目前, 卷积神经网络在语音识别、图像分类、自然语言处理、语义分割等方面都取得了良好的应用成果, 是计算机应用研究最广泛的技术之一。但研究人员发现当向输入中加入特定的微小扰动时, 卷积神经网络(CNN)模型容易产生错误的预测结果, 这类含有微小扰动的图像被称为对抗样本, CNN模型易受对抗样本的攻击。对抗样本的出现可能会对安全敏感的领域带来潜在的应用威胁。已有较多的防御方法被提出, 其中许多方法对特定攻击方法具有较好的防御效果, 但由于实际应用中无法知晓攻击者采用的攻击方式, 因此提出不依赖攻击方法的通用防御策略是一个值得研究的问题。为有效地防御各类对抗攻击, 本文提出了基于局部邻域滤波的对抗攻击检测方法。首先, 通过像素间的相关性对图像进行RGB空间切割。其次将相似的图像块组成立方体。然后, 基于立方体中邻域的局部滤波进行去噪, 即: 通过邻域立方体的3个块得到邻域数据的3维标准差, 用于Wiener滤波。再将滤波后的块组映射回RGB彩色空间。最后, 将未知样本和它的滤波样本分别作为输入, 对模型的分类进行一致性检验, 如果模型对他们的分类不相同, 则该未知样本为对抗样本, 否则为良性样本。实验表明本文检测方法在不同模型中对多种攻击具备防御效果, 识别了对抗样本的输入, 且在mini-ImageNet数据集上针对C&W、DFool、PGD、TPGD、FGSM、BIM、RFGSM、MI-FGSM以及FFGSM攻击的最优检测结果分别达到0.938、0.893、0.928、0.922、0.866、0.840、0.879、0.889以及0.871, 结果表明本文方法在对抗攻击上具有鲁棒性和有效性。

关键词: 卷积神经网络对抗攻击局部邻域滤波对抗检测

DOI：10.19363/J.cnki.cn10-1380/tn.2023.11.07

投稿时间：2022-02-25修订日期：2022-08-09

基金项目:本课题得到安徽省自然科学基金面上项目(No. 1808085MF171), 以及国家自然科学基金面上项目(No. 61976006)的资助。
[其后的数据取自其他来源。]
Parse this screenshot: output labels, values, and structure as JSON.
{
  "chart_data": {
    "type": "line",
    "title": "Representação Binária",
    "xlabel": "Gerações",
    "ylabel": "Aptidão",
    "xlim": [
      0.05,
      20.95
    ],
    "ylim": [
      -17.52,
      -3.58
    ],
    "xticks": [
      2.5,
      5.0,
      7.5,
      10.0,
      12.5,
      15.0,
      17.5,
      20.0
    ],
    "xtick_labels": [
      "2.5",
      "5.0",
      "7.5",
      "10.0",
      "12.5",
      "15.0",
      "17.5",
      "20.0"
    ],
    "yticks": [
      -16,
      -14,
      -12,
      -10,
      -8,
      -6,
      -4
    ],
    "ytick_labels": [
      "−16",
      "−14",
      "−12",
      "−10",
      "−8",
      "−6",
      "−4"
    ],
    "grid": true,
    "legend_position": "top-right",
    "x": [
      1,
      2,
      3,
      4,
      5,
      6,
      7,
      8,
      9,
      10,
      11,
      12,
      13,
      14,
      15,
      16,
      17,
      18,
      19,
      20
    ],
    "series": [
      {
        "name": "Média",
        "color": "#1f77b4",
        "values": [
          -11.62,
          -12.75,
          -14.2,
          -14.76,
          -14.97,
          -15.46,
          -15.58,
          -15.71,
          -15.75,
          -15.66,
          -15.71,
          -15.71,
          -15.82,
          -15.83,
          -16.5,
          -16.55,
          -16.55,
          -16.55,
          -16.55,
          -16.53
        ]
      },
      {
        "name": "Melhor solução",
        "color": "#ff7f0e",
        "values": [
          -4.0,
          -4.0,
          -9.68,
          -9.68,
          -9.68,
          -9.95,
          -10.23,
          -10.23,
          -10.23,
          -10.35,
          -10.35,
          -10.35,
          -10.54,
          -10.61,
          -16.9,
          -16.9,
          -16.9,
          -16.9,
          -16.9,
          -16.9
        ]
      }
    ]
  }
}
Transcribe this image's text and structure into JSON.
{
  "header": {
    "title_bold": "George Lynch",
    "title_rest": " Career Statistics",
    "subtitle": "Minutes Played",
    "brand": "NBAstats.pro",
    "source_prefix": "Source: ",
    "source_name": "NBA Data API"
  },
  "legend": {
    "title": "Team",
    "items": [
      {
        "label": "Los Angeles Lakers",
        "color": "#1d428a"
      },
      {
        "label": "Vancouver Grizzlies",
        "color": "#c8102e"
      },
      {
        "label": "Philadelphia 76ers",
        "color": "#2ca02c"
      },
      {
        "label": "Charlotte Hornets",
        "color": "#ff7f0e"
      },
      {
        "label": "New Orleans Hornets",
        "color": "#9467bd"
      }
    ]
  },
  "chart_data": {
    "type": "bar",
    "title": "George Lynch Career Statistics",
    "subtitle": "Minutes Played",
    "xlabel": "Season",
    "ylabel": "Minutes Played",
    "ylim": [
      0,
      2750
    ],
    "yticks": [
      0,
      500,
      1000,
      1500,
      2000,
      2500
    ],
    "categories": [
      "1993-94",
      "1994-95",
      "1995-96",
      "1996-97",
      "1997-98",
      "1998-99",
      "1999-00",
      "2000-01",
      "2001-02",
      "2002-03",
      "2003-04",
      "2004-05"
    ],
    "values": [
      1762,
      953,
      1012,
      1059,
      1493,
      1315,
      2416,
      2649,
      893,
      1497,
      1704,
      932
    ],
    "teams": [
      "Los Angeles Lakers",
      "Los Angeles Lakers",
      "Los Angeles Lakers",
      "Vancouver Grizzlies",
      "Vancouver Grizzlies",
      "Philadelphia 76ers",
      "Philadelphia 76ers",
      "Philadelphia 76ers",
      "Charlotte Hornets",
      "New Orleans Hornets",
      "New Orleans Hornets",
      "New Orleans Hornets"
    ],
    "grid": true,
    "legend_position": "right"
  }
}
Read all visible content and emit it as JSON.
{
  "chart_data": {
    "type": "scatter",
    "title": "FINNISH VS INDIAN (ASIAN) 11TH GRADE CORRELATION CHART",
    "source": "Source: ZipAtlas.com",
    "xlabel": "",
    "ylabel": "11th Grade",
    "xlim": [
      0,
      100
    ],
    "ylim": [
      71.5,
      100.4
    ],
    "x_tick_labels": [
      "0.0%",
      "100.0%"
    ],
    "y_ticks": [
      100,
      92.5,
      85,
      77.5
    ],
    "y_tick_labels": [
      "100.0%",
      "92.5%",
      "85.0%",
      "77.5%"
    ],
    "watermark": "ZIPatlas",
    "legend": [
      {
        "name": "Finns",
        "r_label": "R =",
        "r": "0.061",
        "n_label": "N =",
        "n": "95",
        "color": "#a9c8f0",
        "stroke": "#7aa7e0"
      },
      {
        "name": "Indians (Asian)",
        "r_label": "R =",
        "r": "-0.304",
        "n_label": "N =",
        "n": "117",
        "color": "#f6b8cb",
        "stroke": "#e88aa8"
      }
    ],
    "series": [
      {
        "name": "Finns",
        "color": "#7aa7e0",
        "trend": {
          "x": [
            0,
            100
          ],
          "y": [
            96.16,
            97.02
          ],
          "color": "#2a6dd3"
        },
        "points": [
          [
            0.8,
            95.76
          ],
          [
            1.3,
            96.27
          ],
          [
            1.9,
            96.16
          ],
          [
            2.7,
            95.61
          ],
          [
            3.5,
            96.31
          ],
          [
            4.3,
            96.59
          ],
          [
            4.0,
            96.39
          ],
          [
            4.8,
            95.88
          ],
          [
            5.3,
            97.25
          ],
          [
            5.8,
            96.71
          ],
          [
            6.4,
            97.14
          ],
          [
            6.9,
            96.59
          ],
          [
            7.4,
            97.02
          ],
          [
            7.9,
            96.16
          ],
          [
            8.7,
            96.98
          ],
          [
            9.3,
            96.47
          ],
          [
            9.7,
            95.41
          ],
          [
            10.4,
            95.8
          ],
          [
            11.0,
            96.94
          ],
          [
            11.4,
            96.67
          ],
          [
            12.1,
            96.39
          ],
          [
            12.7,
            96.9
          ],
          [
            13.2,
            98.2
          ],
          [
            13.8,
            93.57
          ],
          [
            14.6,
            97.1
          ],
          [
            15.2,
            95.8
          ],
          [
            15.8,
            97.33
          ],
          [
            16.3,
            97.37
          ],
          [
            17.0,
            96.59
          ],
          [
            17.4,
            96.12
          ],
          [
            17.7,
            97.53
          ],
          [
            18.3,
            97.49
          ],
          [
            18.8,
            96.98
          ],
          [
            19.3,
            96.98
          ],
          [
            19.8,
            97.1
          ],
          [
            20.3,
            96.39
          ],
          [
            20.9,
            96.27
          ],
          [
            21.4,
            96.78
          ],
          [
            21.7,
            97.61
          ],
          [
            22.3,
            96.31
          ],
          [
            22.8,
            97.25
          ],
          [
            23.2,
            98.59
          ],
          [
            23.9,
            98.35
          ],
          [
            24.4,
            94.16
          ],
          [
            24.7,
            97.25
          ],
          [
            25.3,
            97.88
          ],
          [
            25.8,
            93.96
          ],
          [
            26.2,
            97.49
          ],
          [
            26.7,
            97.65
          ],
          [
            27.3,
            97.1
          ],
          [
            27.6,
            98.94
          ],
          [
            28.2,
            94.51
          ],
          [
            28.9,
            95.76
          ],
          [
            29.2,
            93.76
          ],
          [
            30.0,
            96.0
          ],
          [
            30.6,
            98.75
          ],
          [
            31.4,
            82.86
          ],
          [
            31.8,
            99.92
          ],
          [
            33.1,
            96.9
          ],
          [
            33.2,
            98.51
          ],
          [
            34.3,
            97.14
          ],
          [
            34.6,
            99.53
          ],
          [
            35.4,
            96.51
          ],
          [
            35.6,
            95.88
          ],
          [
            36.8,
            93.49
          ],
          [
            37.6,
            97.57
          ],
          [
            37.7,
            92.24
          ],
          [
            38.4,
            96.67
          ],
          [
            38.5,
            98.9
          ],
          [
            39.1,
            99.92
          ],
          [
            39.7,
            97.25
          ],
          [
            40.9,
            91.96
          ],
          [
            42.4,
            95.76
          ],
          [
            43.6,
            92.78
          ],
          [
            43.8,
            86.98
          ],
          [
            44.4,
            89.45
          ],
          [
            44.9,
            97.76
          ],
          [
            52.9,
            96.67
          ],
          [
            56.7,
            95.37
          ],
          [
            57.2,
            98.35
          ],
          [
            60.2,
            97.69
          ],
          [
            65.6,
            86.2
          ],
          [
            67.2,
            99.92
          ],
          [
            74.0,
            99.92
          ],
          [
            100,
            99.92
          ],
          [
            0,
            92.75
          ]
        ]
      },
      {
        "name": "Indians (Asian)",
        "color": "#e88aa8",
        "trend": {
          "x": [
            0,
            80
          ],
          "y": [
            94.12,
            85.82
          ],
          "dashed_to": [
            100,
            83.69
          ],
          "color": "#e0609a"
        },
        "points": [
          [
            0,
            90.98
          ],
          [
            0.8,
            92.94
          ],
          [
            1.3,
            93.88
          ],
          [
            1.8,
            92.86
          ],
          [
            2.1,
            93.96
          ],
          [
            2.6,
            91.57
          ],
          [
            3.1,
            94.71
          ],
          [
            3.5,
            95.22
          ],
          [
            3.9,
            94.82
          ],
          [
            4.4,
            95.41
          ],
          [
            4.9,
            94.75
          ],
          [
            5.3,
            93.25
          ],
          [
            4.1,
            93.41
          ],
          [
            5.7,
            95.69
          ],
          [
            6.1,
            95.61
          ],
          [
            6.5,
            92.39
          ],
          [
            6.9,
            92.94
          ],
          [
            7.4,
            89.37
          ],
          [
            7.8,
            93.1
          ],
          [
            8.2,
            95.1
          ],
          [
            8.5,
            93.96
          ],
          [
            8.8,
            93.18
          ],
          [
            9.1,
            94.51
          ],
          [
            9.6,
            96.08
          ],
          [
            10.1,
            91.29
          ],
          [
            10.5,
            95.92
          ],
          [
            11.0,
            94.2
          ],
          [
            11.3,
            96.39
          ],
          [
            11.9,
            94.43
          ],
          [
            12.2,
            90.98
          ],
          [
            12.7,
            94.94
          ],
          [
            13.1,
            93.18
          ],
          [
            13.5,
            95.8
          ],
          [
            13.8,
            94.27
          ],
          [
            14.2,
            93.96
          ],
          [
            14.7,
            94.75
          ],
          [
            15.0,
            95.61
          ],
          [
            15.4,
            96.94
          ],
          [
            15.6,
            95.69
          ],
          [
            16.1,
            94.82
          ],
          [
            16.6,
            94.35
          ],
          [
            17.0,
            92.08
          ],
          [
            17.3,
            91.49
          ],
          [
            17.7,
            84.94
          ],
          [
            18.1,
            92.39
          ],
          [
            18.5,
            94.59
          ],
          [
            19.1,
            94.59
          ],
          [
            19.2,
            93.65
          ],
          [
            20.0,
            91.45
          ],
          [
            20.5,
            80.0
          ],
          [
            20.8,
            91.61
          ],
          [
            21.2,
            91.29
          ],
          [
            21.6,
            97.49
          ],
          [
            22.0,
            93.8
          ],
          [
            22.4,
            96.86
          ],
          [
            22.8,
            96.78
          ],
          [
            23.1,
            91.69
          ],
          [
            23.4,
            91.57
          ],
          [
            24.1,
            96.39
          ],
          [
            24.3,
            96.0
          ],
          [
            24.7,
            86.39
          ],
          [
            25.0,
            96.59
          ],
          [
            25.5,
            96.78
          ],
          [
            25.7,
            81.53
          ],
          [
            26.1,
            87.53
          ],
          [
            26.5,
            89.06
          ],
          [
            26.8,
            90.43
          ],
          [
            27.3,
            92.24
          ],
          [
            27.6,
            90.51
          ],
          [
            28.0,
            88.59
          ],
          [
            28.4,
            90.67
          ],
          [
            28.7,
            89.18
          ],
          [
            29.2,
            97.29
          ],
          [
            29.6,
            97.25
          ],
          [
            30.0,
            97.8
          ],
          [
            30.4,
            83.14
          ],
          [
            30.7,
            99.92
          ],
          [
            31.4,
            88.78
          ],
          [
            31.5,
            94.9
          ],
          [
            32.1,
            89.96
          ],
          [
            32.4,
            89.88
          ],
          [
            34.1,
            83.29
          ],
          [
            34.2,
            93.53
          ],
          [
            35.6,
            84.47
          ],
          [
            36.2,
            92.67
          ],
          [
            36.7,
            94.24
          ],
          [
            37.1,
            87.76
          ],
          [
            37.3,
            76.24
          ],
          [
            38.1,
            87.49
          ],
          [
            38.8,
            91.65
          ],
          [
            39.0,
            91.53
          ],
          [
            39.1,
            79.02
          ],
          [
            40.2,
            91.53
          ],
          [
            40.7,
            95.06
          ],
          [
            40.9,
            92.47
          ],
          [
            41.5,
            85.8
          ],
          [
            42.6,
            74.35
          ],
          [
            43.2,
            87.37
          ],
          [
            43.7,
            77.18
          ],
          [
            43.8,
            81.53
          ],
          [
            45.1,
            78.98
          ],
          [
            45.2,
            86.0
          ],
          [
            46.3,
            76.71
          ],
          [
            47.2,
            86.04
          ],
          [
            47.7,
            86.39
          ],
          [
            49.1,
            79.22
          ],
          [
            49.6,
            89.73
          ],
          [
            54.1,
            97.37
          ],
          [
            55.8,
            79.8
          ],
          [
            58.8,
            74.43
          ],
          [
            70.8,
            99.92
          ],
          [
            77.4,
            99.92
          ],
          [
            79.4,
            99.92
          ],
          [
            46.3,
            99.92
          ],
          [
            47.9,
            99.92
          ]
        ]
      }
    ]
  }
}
Adversarial Attack Detection Method Based on Local Neighborhood Filtering

LIU Chao,ZHU Lifang,JIE Biao,DING Xintao

School of Computer and Information, Anhui Normal University, Wuhu 241002, China;Anhui Provincial Key Laboratory of Network and Information Security, Wuhu 241002, China

Abstract:

Currently, convolutional neural networks (CNN) are greatly attributed in speech recognition, image classification, natural language processing, and semantic segmentation. They are widely studied in computer applications. However, CNN models are vulnerable to adversarial examples that have been crafted specifically to fool a system while being imperceptible to humans. Such images containing small perturbations are called adversarial examples. Adversarial examples may pose a potential threat to security-sensitive applications. In this study, we focus on adversarial defense on CNN models. Since attack method is usually unknown for server in practical applications, proposing a general defense method that does not depend on attack method is an interesting topic. In order to effectively defend against various types of adversarial attacks, this paper proposes an adversarial attack detection method based on local neighborhood filtering. Firstly, the input image is divided in similar regions using inter-pixel correlation after the pixel values are projected in RGB space. Secondly, every similar region is rearranged to a block based on pixel intensity, and the image blocks are formed into a cube. After obtaining the 3-dimensional standard deviation of the neighborhood data in the cube, Wiener filtering is then performed based on the local filtering in the neighborhood of the cube. After that, the filtered block set is converted into RGB space. Finally, the input and its filtered example are respectively fed to CNN model for classification. If the model classifies them to different classes, the input example is taken as an adversarial example. Otherwise, it is discriminated as a benign example. The comparison experiments show that our proposed method is effective against adversarial attacks on different models. The detection rates on the mini-ImageNet dataset against C&W, DFool, PGD, TPGD, FGSM, BIM, RFGSM, MI-FGSM, and FFGSM attacks are 0.938, 0.893, 0.928, 0.922, 0.866, 0.840, 0.879, 0.889 and 0.871, respectively. The results show our method is robust and effective against adversarial attacks.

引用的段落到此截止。